Postdoctoral fellow University of Aberdeen Aberdeen, Scotland, United Kingdom
Abstract Authors: Laetitia L. Lecante1; Frankie Alcock1; Valerie Speirs1; Alex Douglas2; Paul A. Fowler1
University of Aberdeen, Institute of Medical Sciences, School of Medicine, Medical Sciences & Nutrition, University of Aberdeen, Foresterhill, AB25 2ZD, Aberdeen, United Kingdom
University of Aberdeen, Institute of Applied Health Sciences, School of Medicine, Medical Sciences & Nutrition, University of Aberdeen, Foresterhill, AB25 2ZD, Aberdeen, United Kingdom
Abstract Text: The early stages of mammary development are independent of sex steroid hormones but at 15 weeks of fetal development, breast tissue is transiently sensitive to testosterone. Milk ducts are formed by weeks 20–32 unless significant testosterone exposure prevents alveolar ductal system development. Mammary ducts and lobules are present in both sexes meaning that like women, men can develop breast cancer although accounting for less than 1% of all diagnosed cases. Despite tissue similarities, female mammary gland development is far more dynamic, starting during fetal life, pausing after birth, then resuming at puberty in response to hormonal cues and culminating at the end of pregnancy with functional lactogenesis. Little is known about sex-dimorphism in the human prenatal mammary bud; indeed, the nipple is not visible in 1st and early-mid 2nd trimesters. With this study, we have begun analysis of region-specific transcriptomes to provide novel data on the regulation of sex-specific development of the prenatal mammary bud.
Collection of human fetuses from normally progressing pregnancies was approved by the National Health Service (NHS) Grampian Research Ethics Committees (REC 15/NS/0123). Dissected tissues were fixed overnight in 10% Neutral Buffered Formalin prior to dehydration and paraffin embedding processes. Fetal sex was further confirmed by PCR. Three male and 3 female mammary bud (15-16 gestational weeks) sections were mounted as recommended by Nanostring®. Adipose tissue was identified using FABP4 immunolabelling while vimentin and PanCK immunolabelling highlighted stroma and epithelium, respectively. We compared differential gene expression (DEG) in similar mammary bud regions (regions of interest) between sexes using an unpaired t-test (p-value≤0.05 and |FC|≥2). As a follow-up, proliferating and dying epithelial cells within male and female mammary buds were immunolabelled using KI67 and cleaved-Caspase3 as respective markers. Counting is currently ongoing.

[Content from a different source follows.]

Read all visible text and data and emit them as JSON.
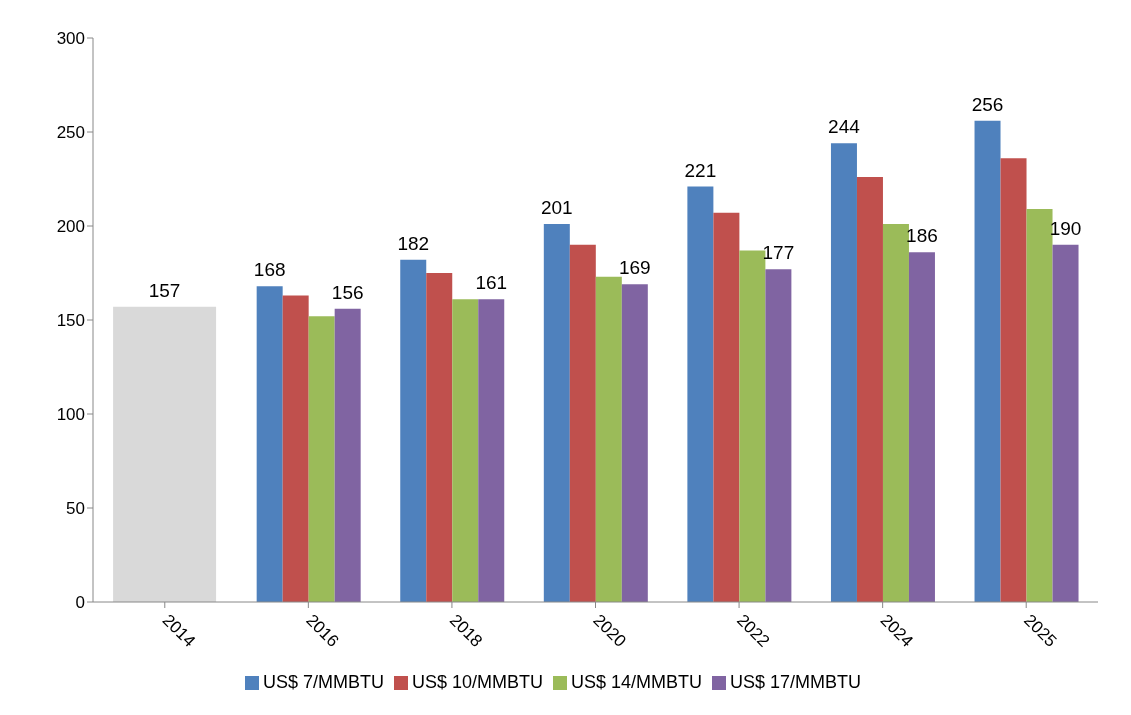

Visualisation of the dissimilarities in gene expression between regions of interest, by PCA biplot, showed clear separation of samples based on region of interest type but no separation based on fetal sex. Indeed, PC1 and PC2 accounted for 32% and 22% of expression variability, respectively. The first dimension separated stroma from other region of interest types while the second dimension separated epithelial regions (central and basal) from the nipple area. More gene expression changes were sex-related in the central epithelium compared to other regions of interest (301 versus 192 in stroma and 135 in basal epithelial layer). Gene set enrichment analysis based on sex related DEGs in stroma, central epithelium and basal epithelial layer showed significant enrichment of the “DNA replication” pathway (p-value=0.0002, p-value=0.005 and, p-value=0.0007, respectively). Sex related DEGs in the basal epithelial layer were significantly enriched in pathways such as “DNA methylation” (p-value=0.0002) and “estrogen-dependent gene expression” (p-value=0.0009). Genes encoding for proteins involved in lipid metabolic process such as MVK (mevalonate kinase, p-value=0.00734) and CH25H (cholesterol 25-hydroxylase, p-value=0.00312) were upregulated in female central epithelium compared to male. Surprisingly, prolactin transcript was almost 3-fold more highly expressed in male compared to female central epithelium (p-value=0.00919). No sex differences in prolactin receptor transcript level were observed in basal or central epithelium.
These data represent early but important steps towards better understanding of sex-dependent human prenatal development of the mammary bud and may contribute to better understanding of sex differences in breast cancer risks.
This work was supported by the NHS Grampian (EA5009) and European Union’s Horizon 2020 FREIA project (EU Grant Agreement no. 825100).